Looking at the material before the court, there is no evidence that the 2nd Defendant knew that the Plaintiffs had any interest in the suit property. Such interest could only have been disclosed by the 1st Plaintiff in  which case the bank was not going to accept the security. The exhibited title shows that the 1st Defendant was the absolute proprietor of the property. The search revealed this. There was no encumbrance. Any claim of fraud against the 2nd Defendant has at this stage of the case not been substantiated. In other words, the Plaintiffs have not shown that they have a case that will probably succeed as against the 2nd Defendant in terms of Giella v. Cassman Brown & Co. Ltd [1973] EA 358.

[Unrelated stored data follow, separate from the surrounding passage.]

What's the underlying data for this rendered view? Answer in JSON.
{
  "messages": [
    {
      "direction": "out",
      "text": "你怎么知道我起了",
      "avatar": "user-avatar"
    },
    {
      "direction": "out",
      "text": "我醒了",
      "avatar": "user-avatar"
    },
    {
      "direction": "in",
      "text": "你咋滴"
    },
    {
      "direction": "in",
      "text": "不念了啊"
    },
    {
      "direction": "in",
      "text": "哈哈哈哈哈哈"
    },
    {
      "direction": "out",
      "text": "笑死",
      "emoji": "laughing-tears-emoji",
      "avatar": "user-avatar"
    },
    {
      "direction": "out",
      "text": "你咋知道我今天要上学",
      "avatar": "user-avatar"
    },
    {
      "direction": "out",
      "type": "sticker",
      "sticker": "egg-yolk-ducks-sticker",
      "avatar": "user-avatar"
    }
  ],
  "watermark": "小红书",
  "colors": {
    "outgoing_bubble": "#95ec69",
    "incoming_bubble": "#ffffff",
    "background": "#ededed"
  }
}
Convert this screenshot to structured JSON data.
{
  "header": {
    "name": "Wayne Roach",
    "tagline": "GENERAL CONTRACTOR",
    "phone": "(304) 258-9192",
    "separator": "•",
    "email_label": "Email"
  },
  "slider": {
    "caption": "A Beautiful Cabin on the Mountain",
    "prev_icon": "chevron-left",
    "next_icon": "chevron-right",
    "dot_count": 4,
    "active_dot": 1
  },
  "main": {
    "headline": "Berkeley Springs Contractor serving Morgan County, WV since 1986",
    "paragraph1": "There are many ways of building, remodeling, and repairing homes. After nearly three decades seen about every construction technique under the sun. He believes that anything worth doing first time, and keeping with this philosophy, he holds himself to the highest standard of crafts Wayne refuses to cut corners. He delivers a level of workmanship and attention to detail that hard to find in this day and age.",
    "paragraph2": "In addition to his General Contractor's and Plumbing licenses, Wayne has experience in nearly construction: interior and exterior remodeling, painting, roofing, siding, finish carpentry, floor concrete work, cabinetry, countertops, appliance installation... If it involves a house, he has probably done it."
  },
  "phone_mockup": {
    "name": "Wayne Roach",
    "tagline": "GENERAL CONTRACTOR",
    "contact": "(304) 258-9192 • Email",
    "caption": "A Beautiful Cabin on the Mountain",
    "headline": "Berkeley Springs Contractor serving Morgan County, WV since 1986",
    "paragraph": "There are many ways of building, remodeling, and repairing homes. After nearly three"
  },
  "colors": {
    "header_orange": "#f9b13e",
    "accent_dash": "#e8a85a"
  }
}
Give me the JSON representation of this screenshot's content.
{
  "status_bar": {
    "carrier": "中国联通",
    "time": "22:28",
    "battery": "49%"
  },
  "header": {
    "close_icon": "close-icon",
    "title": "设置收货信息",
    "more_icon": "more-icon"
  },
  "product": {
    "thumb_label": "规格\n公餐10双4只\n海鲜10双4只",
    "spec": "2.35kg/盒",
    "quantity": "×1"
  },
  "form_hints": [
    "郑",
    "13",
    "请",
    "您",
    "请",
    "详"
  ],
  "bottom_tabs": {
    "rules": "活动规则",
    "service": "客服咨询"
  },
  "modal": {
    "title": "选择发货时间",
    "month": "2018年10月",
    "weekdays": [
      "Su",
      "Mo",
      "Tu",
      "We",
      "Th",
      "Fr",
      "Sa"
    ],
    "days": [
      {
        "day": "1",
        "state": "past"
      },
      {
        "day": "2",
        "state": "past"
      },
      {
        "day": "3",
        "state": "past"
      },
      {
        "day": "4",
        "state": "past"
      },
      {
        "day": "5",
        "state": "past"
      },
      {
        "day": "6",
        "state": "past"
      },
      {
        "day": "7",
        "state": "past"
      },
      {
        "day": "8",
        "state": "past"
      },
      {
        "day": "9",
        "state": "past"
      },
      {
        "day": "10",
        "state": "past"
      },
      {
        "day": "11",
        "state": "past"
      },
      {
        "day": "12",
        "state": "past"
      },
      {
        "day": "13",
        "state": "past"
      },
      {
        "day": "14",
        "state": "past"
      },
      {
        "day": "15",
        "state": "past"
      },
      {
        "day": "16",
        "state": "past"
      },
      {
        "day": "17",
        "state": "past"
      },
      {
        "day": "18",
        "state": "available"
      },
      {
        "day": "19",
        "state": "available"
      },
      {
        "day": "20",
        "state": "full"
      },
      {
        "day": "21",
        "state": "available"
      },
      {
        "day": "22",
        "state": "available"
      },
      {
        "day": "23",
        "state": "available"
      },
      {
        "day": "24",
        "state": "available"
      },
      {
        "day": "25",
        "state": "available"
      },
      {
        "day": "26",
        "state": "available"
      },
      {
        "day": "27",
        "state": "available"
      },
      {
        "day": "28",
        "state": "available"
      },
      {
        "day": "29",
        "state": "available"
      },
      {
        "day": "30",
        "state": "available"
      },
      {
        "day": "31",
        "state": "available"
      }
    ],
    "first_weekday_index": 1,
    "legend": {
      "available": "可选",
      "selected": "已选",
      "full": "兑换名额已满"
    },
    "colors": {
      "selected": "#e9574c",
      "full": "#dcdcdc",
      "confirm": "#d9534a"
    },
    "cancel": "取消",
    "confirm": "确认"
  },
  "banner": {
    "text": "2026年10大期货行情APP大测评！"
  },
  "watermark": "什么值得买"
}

It is further considered that the Plaintiffs are seeking an injunction against the 2nd Defendant. An injunction is an equitable remedy. But, the 2nd Defendant has a statutory right of action. It is exercising its statutory power of sale now that the 1st Defendant has failed to repay the loan that was secured by the charge. It is trite that where a party has a statutory right of action the court will not usually prevent that right being exercised except that the court may interfere if there was no basis on which the right could be exercised or if it was being exercised oppressively (Fina Bank Ltd v. Spares and Industries Ltd [2003], 1 EA 52). The 1st Defendant has no complaint about the exercise of the statutory power of sale by the 2nd Defendant, and there is no privity of contract between the Plaintiffs and the 2nd Defendant.

Lastly, the suit property has a value. Once charged it is a commodity of sale. It cannot be said that the Plaintiffs will suffer irreparably if the application is not granted and the intended sale proceeds. In any case, the 2nd Defendant is a bank and should pay the Ksh.2. 2 million value that the Plaintiffs have attached to the suit property.

I dismiss the application with costs.

Dated, signed and delivered at Bungoma this 12th day of July 2012.